There was some initial success, with a bumper year in 2018, as gross sales for Prominent Europe began to soar, however this growth was down to the business having opened more locations in House of Fraser and less about the Chester Barrie brand itself, this was in spite of a £100,000 re-fit of the flagship ().

However, in October 2019 Prominent Europe announced to its Chester Barrie staff that they were under threat of redundancy as they looked to restructure the overall business and in January 2020, Prominent Europe made the decision to close its branded business, with the closure of the Savile Row flagship (the building has since been taken up by Daisy Knatchbull) and it being exited from the aforementioned department stores. The last remaining store is the Chester Barrie outlet in York, which is scheduled to close in early 2021. It is unknown if there is a buyer in place to salvage the brand.
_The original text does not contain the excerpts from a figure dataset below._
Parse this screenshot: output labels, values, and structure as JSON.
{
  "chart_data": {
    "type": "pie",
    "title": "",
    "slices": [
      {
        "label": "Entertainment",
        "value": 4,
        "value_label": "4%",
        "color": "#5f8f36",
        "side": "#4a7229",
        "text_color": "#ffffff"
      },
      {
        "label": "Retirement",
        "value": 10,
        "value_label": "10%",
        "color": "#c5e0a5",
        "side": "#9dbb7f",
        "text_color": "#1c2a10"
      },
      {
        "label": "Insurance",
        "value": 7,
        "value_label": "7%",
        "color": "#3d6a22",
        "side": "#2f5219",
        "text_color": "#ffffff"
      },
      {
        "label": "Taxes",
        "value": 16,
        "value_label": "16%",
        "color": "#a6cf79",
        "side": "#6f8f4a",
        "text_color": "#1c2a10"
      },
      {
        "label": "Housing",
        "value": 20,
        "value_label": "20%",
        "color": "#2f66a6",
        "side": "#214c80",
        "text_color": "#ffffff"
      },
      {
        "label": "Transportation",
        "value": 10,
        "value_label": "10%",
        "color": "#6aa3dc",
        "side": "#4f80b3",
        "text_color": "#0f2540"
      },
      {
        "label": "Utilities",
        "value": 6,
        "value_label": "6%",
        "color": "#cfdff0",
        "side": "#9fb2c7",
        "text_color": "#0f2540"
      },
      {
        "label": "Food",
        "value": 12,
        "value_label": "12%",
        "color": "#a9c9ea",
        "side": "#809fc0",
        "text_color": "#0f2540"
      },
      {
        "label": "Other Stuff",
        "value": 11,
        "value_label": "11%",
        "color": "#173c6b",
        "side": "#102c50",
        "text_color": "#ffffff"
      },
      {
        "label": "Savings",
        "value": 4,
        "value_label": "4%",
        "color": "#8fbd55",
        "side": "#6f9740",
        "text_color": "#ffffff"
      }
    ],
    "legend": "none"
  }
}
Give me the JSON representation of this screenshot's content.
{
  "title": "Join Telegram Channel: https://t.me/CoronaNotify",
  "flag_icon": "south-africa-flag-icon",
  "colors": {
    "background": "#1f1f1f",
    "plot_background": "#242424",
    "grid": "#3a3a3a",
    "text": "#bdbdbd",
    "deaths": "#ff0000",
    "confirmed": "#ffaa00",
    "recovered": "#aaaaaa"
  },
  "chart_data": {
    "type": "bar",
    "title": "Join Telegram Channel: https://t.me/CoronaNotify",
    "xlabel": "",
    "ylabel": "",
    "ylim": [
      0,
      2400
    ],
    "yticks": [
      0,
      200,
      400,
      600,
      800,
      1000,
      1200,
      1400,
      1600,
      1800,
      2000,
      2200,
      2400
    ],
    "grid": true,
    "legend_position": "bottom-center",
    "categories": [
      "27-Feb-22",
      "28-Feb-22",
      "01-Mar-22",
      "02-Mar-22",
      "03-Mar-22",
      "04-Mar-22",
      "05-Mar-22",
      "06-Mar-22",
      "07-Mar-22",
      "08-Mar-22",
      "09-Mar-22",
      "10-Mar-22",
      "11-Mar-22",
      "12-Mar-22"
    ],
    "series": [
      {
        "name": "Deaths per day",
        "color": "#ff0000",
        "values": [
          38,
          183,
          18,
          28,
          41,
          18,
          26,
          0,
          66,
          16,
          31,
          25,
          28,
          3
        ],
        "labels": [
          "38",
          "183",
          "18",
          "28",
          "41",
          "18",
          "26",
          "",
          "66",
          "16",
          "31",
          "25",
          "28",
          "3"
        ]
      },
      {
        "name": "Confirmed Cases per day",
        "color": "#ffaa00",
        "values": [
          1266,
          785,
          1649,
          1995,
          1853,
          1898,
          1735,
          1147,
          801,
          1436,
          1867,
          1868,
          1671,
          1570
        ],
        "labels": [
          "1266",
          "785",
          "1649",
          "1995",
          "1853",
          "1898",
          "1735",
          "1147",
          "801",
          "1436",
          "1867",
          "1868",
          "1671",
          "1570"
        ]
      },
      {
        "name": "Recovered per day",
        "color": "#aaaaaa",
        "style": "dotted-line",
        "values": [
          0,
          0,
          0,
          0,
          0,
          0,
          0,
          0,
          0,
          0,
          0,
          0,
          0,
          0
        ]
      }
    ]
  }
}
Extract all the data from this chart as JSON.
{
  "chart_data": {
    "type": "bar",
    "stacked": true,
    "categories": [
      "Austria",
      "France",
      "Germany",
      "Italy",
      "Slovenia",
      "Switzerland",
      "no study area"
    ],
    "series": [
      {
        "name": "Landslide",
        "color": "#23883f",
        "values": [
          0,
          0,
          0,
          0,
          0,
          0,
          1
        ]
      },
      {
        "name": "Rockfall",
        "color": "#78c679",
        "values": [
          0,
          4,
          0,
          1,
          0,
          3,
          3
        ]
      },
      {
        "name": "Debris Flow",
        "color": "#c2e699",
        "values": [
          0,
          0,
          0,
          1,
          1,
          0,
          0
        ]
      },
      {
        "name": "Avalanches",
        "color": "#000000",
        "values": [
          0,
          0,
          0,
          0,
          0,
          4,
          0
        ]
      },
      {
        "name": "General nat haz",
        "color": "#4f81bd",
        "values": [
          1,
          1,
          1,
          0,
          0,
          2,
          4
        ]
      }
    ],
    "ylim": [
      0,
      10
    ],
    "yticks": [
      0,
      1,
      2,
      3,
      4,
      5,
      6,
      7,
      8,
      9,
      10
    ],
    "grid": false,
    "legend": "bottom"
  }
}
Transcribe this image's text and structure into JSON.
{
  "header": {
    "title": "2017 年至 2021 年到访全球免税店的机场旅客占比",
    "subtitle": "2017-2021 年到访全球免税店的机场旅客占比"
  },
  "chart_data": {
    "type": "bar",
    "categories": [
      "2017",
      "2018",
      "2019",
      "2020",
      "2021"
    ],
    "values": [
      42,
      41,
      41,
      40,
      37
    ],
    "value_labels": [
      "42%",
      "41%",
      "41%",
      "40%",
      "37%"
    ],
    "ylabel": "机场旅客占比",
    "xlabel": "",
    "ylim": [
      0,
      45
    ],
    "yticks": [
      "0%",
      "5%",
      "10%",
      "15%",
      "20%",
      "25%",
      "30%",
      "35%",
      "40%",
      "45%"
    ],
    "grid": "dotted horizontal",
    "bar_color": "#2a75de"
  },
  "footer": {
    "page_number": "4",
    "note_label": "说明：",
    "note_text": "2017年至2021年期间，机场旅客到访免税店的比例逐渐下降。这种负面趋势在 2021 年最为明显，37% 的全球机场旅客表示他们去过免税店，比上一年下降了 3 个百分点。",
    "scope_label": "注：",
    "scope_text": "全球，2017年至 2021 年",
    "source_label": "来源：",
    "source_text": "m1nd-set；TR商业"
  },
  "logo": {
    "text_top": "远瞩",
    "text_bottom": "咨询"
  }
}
In 2022 Prominent Europe sold Chester Barrie to a UK based private consortium with extensive industry experience and plans for the brand worldwide.

==Timeline==
- 1935 Simon Ackerman returns to set up business in London.
- 1937 Opened first Chester Barrie store on Savile Row.
- 1938 Myron Ackerman, Simon's son is despatched to run the business in the UK.
- 1941 World War II, Chester Barrie makes uniforms for American officers.
- 1949 Chester Barrie opened a larger factory shared with the Rolls-Royce Company.
- 1950 Begin selling to Harrods and Austin Reed. Harrods originally rejected the brand for being too expensive but Myron Ackerman sent his own staff to work in store and the suits sold extremely well.
- 1955 Started selling across Commonwealth countries (Australia, Canada, Hong Kong, etc.) and Europe (notably France, Sweden and Belgium)
- 1961 Chester Barrie moved to a new purpose built factory in Crewe to keep up with demand.
- 1978 Business sold to the Austin Reed Group. By then Chester Barrie was employing over 470 people. Selling to Harrods, Selfridges, Turnbull & Asser and Saks Fifth Avenue, New York City.
- 1981 Chester Barrie gained recognition from founders of Savile Row, when H. Huntsman ordered their first ready-to-wear stock from Chester Barrie.
- 1989 Won the Queen's Award for Export Achievement.
- 1998 Starts making purple label suits for Polo Ralph Lauren.
- 2000 bought by Thomson Holdings.
- 2002 Goes into receivership. Crewe factory sold to former management, trading as the Cheshire Clothing Company, who later move to new factory. SRG Group plc acquires the Chester Barrie Brand and worldwide licensing rights, and engage CCC to manufacture top-end bespoke suits, while others are outsourced to Far East.
- 2006 CCC goes into receivership and closes. New independent manufacturing company formed in Crewe, Cheshire Bespoke, who now widen offering to cover ranges for brands including Ozwald Boateng.
- 2007 Chester Barrie business and brands sold to Prominent Europe, who continue relationship with Cheshire Bespoke.
- 2017 Chris Modoo is made redundant as Buyer for Chester Barrie.
- 2018 Prominent Europe have a bumper year of sales, albeit with reduced profit margins. It proved to be the best year for the branded retail-division.
- 2018 Prominent Europe spend over £100,000 on the re-fit of the flagship store.
- 2019 Prominent Europe reviews its brand strategy, with the looming threat of redundancy for its branded division staff.
- 2020 Prominent Europe close their retail operation, involving the closure of all Chester Barrie concessions and the flagship Savile Row shop.
- 2022 - Prominent Europe sells Chester Barrie to private UK based Consortium.